-
Notifications
You must be signed in to change notification settings - Fork 603
Description
Describe the bug
The te_llama.py example in docs/examples/te_llama/ fails with an AttributeError when used with recent versions of HuggingFace transformers (4.57.3). The TELlamaDecoderLayer.forward() method receives hidden_states as a tuple instead of a tensor, causing the error when TransformerLayer tries to call .contiguous() on it. This appears to be a compatibility issue between the example code and newer versions of the transformers library.

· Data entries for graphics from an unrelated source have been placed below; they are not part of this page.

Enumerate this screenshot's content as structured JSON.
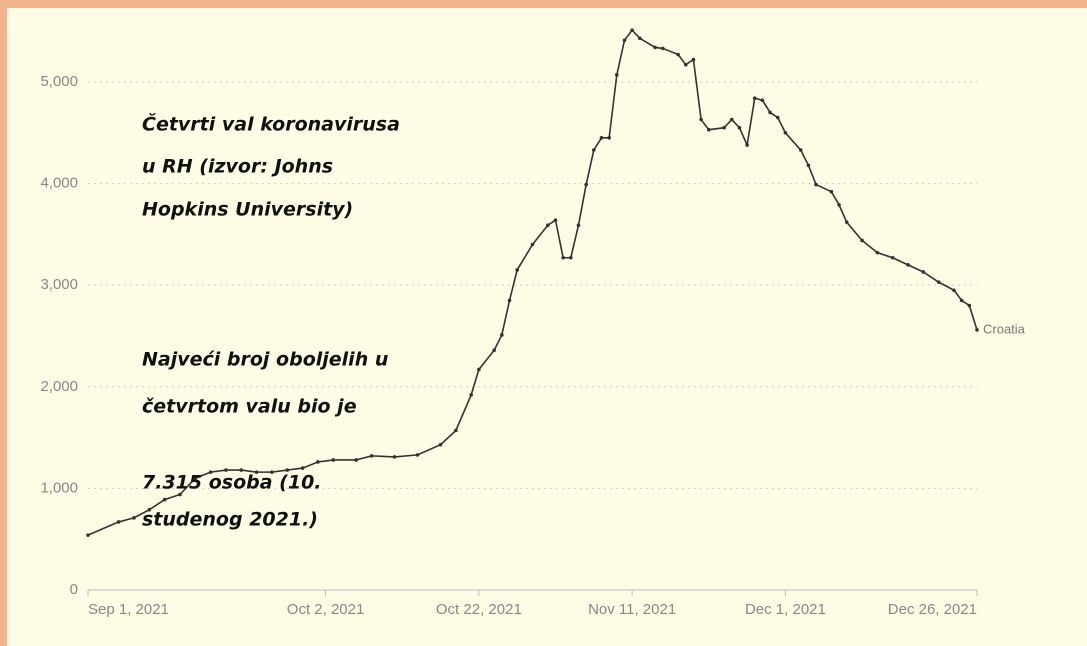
{
  "chart_data": {
    "type": "line",
    "annotations": [
      "Četvrti val koronavirusa",
      "u RH (izvor: Johns",
      "Hopkins University)",
      "Najveći broj oboljelih u",
      "četvrtom valu bio je",
      "7.315 osoba (10.",
      "studenog 2021.)"
    ],
    "x": [
      "2021-09-01",
      "2021-09-05",
      "2021-09-07",
      "2021-09-09",
      "2021-09-11",
      "2021-09-13",
      "2021-09-15",
      "2021-09-17",
      "2021-09-19",
      "2021-09-21",
      "2021-09-23",
      "2021-09-25",
      "2021-09-27",
      "2021-09-29",
      "2021-10-01",
      "2021-10-03",
      "2021-10-06",
      "2021-10-08",
      "2021-10-11",
      "2021-10-14",
      "2021-10-17",
      "2021-10-19",
      "2021-10-21",
      "2021-10-22",
      "2021-10-24",
      "2021-10-25",
      "2021-10-26",
      "2021-10-27",
      "2021-10-29",
      "2021-10-31",
      "2021-11-01",
      "2021-11-02",
      "2021-11-03",
      "2021-11-04",
      "2021-11-05",
      "2021-11-06",
      "2021-11-07",
      "2021-11-08",
      "2021-11-09",
      "2021-11-10",
      "2021-11-11",
      "2021-11-12",
      "2021-11-14",
      "2021-11-15",
      "2021-11-17",
      "2021-11-18",
      "2021-11-19",
      "2021-11-20",
      "2021-11-21",
      "2021-11-23",
      "2021-11-24",
      "2021-11-25",
      "2021-11-26",
      "2021-11-27",
      "2021-11-28",
      "2021-11-29",
      "2021-11-30",
      "2021-12-01",
      "2021-12-03",
      "2021-12-04",
      "2021-12-05",
      "2021-12-07",
      "2021-12-08",
      "2021-12-09",
      "2021-12-11",
      "2021-12-13",
      "2021-12-15",
      "2021-12-17",
      "2021-12-19",
      "2021-12-21",
      "2021-12-23",
      "2021-12-24",
      "2021-12-25",
      "2021-12-26"
    ],
    "series": [
      {
        "name": "Croatia",
        "color": "#333333",
        "values": [
          540,
          670,
          710,
          790,
          890,
          940,
          1100,
          1160,
          1180,
          1180,
          1160,
          1160,
          1180,
          1200,
          1260,
          1280,
          1280,
          1320,
          1310,
          1330,
          1430,
          1570,
          1920,
          2170,
          2360,
          2510,
          2850,
          3150,
          3400,
          3590,
          3640,
          3270,
          3270,
          3590,
          3990,
          4330,
          4450,
          4450,
          5070,
          5410,
          5510,
          5430,
          5340,
          5330,
          5270,
          5170,
          5220,
          4630,
          4530,
          4550,
          4630,
          4550,
          4380,
          4840,
          4820,
          4700,
          4650,
          4500,
          4330,
          4180,
          3990,
          3920,
          3790,
          3620,
          3440,
          3320,
          3270,
          3200,
          3130,
          3030,
          2950,
          2850,
          2800,
          2560
        ]
      }
    ],
    "xlim": [
      "2021-09-01",
      "2021-12-26"
    ],
    "xticks": [
      {
        "value": "2021-09-01",
        "label": "Sep 1, 2021"
      },
      {
        "value": "2021-10-02",
        "label": "Oct 2, 2021"
      },
      {
        "value": "2021-10-22",
        "label": "Oct 22, 2021"
      },
      {
        "value": "2021-11-11",
        "label": "Nov 11, 2021"
      },
      {
        "value": "2021-12-01",
        "label": "Dec 1, 2021"
      },
      {
        "value": "2021-12-26",
        "label": "Dec 26, 2021"
      }
    ],
    "ylim": [
      0,
      5600
    ],
    "yticks": [
      0,
      {
        "value": 1000,
        "label": "1,000"
      },
      {
        "value": 2000,
        "label": "2,000"
      },
      {
        "value": 3000,
        "label": "3,000"
      },
      {
        "value": 4000,
        "label": "4,000"
      },
      {
        "value": 5000,
        "label": "5,000"
      }
    ],
    "grid": true
  }
}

Steps/Code to reproduce bug
- Start the NVIDIA PyTorch container:
docker run --gpus all -it --rm nvcr.io/nvidia/pytorch:25.08-py3
- Clone TransformerEngine and navigate to the example:
git clone https://github.com/NVIDIA/TransformerEngine.git
cd TransformerEngine/docs/examples/te_llama
- Install required dependencies:
pip install accelerate datasets peft
- Run the tutorial_accelerate_hf_llama_with_te.ipynb notebook, specifically the cells that call init_te_llama_model().
Error message
File "/workspace/TransformerEngine/docs/examples/te_llama/te_llama.py", line 76, in forward
super().forward(
File "/usr/local/lib/python3.12/dist-packages/transformer_engine/pytorch/transformer.py", line 700, in forward
hidden_states = hidden_states.contiguous()
^^^^^^^^^^^^^^^^^^^^^^^^
AttributeError: 'tuple' object has no attribute 'contiguous'
Expected behavior
The TELlamaDecoderLayer should handle hidden_states input correctly and complete the forward pass without errors.
Environment overview
nvcr.io/nvidia/pytorch:25.08-py3
Environment details
| Component | Version |
|---|---|
| Transformer Engine | 2.5.0+f05f12c |
| transformers (HuggingFace) | 4.57.3 |
| Python | 3.12 |
Additional context
• The error suggests that hidden_states is arriving as a tuple rather than a tensor in the TELlamaDecoderLayer.forward() method.
• This may be related to changes in how HuggingFace transformers handles decoder layer outputs internally in newer versions.